Esta práctica resume su trayectoria artística y su mensaje de superación. Nacida sin brazos, Al-Bastati convirtió desde la infancia las limitaciones físicas en un impulso creativo.
Sus obras, elaboradas principalmente sobre vidrio y seda, recrean escenas de la vida cotidiana y abordan temas humanos y espirituales, con especial presencia de símbolos vinculados al mes sagrado de Ramadán.

En declaraciones a Prensa Latina, la artista explicó que su participación en el bazar representa un reencuentro con el público tras años dedicados al trabajo artístico y a exposiciones.
Mi objetivo es comunicarme con la gente y compartir mi experiencia, más allá del aspecto comercial, señaló.

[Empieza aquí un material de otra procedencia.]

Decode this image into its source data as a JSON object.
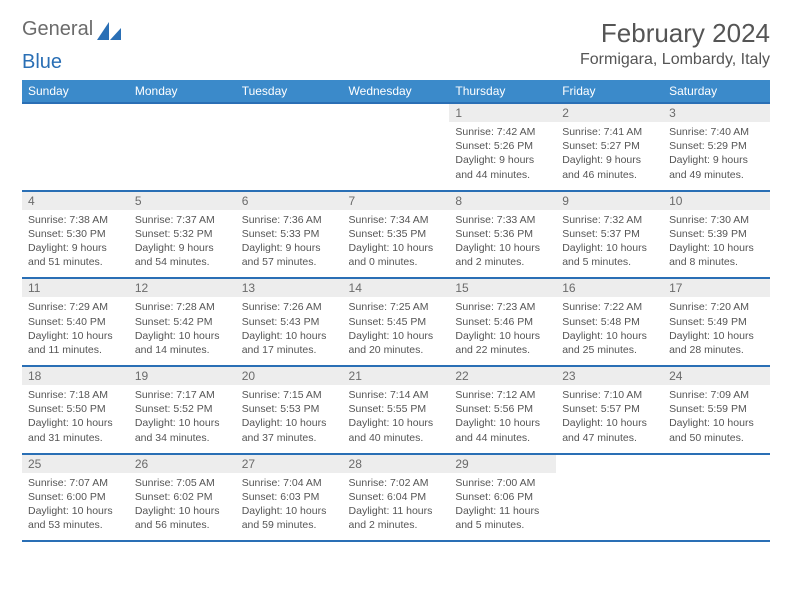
{
  "logo": {
    "text1": "General",
    "text2": "Blue",
    "shape_color": "#2a6fb5"
  },
  "title": "February 2024",
  "location": "Formigara, Lombardy, Italy",
  "header_bg": "#3b8aca",
  "divider_color": "#2a6fb5",
  "daynum_bg": "#ededed",
  "text_color": "#555555",
  "dow": [
    "Sunday",
    "Monday",
    "Tuesday",
    "Wednesday",
    "Thursday",
    "Friday",
    "Saturday"
  ],
  "weeks": [
    [
      null,
      null,
      null,
      null,
      {
        "n": "1",
        "sr": "7:42 AM",
        "ss": "5:26 PM",
        "dl": "9 hours and 44 minutes."
      },
      {
        "n": "2",
        "sr": "7:41 AM",
        "ss": "5:27 PM",
        "dl": "9 hours and 46 minutes."
      },
      {
        "n": "3",
        "sr": "7:40 AM",
        "ss": "5:29 PM",
        "dl": "9 hours and 49 minutes."
      }
    ],
    [
      {
        "n": "4",
        "sr": "7:38 AM",
        "ss": "5:30 PM",
        "dl": "9 hours and 51 minutes."
      },
      {
        "n": "5",
        "sr": "7:37 AM",
        "ss": "5:32 PM",
        "dl": "9 hours and 54 minutes."
      },
      {
        "n": "6",
        "sr": "7:36 AM",
        "ss": "5:33 PM",
        "dl": "9 hours and 57 minutes."
      },
      {
        "n": "7",
        "sr": "7:34 AM",
        "ss": "5:35 PM",
        "dl": "10 hours and 0 minutes."
      },
      {
        "n": "8",
        "sr": "7:33 AM",
        "ss": "5:36 PM",
        "dl": "10 hours and 2 minutes."
      },
      {
        "n": "9",
        "sr": "7:32 AM",
        "ss": "5:37 PM",
        "dl": "10 hours and 5 minutes."
      },
      {
        "n": "10",
        "sr": "7:30 AM",
        "ss": "5:39 PM",
        "dl": "10 hours and 8 minutes."
      }
    ],
    [
      {
        "n": "11",
        "sr": "7:29 AM",
        "ss": "5:40 PM",
        "dl": "10 hours and 11 minutes."
      },
      {
        "n": "12",
        "sr": "7:28 AM",
        "ss": "5:42 PM",
        "dl": "10 hours and 14 minutes."
      },
      {
        "n": "13",
        "sr": "7:26 AM",
        "ss": "5:43 PM",
        "dl": "10 hours and 17 minutes."
      },
      {
        "n": "14",
        "sr": "7:25 AM",
        "ss": "5:45 PM",
        "dl": "10 hours and 20 minutes."
      },
      {
        "n": "15",
        "sr": "7:23 AM",
        "ss": "5:46 PM",
        "dl": "10 hours and 22 minutes."
      },
      {
        "n": "16",
        "sr": "7:22 AM",
        "ss": "5:48 PM",
        "dl": "10 hours and 25 minutes."
      },
      {
        "n": "17",
        "sr": "7:20 AM",
        "ss": "5:49 PM",
        "dl": "10 hours and 28 minutes."
      }
    ],
    [
      {
        "n": "18",
        "sr": "7:18 AM",
        "ss": "5:50 PM",
        "dl": "10 hours and 31 minutes."
      },
      {
        "n": "19",
        "sr": "7:17 AM",
        "ss": "5:52 PM",
        "dl": "10 hours and 34 minutes."
      },
      {
        "n": "20",
        "sr": "7:15 AM",
        "ss": "5:53 PM",
        "dl": "10 hours and 37 minutes."
      },
      {
        "n": "21",
        "sr": "7:14 AM",
        "ss": "5:55 PM",
        "dl": "10 hours and 40 minutes."
      },
      {
        "n": "22",
        "sr": "7:12 AM",
        "ss": "5:56 PM",
        "dl": "10 hours and 44 minutes."
      },
      {
        "n": "23",
        "sr": "7:10 AM",
        "ss": "5:57 PM",
        "dl": "10 hours and 47 minutes."
      },
      {
        "n": "24",
        "sr": "7:09 AM",
        "ss": "5:59 PM",
        "dl": "10 hours and 50 minutes."
      }
    ],
    [
      {
        "n": "25",
        "sr": "7:07 AM",
        "ss": "6:00 PM",
        "dl": "10 hours and 53 minutes."
      },
      {
        "n": "26",
        "sr": "7:05 AM",
        "ss": "6:02 PM",
        "dl": "10 hours and 56 minutes."
      },
      {
        "n": "27",
        "sr": "7:04 AM",
        "ss": "6:03 PM",
        "dl": "10 hours and 59 minutes."
      },
      {
        "n": "28",
        "sr": "7:02 AM",
        "ss": "6:04 PM",
        "dl": "11 hours and 2 minutes."
      },
      {
        "n": "29",
        "sr": "7:00 AM",
        "ss": "6:06 PM",
        "dl": "11 hours and 5 minutes."
      },
      null,
      null
    ]
  ],
  "labels": {
    "sunrise": "Sunrise:",
    "sunset": "Sunset:",
    "daylight": "Daylight:"
  }
}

Graduada de la Facultad de Bellas Artes de la Universidad de Damasco, Al-Bastati desarrolló una técnica propia en la pintura sobre vidrio, un soporte que requiere alta precisión y control. Cada obra refleja un proceso prolongado de paciencia y constancia, y constituye un testimonio de resiliencia personal.

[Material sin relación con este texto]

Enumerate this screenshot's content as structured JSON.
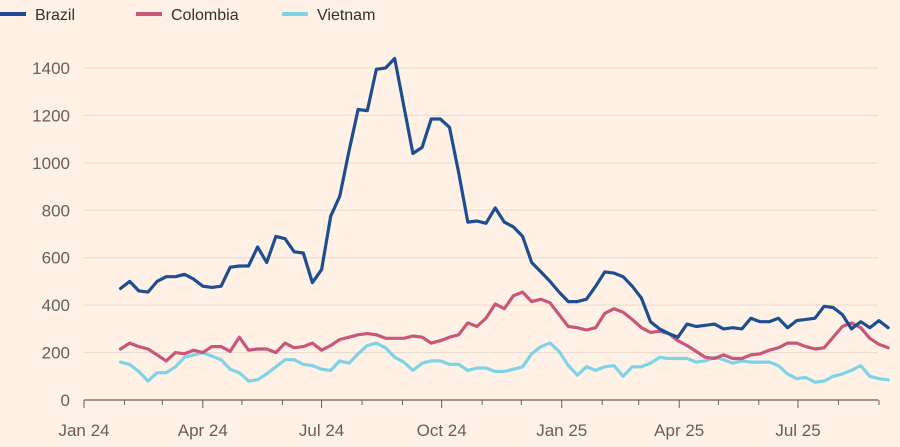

Su trayectoria incluye exposiciones colectivas e individuales dentro y fuera de Siria, con presentaciones en países como Ucrania, el Reino Unido y Jordania. En 2018 realizó su primera exposición individual donde presentó 33 pinturas sobre vidrio inspiradas en la naturaleza y en los paisajes de la antigua Damasco.
Al-Bastati subraya que aspira a ser reconocida por su obra artística y no por su discapacidad, al considerar el arte como una vía para trascender las barreras físicas y transmitir un mensaje universal de voluntad y creatividad.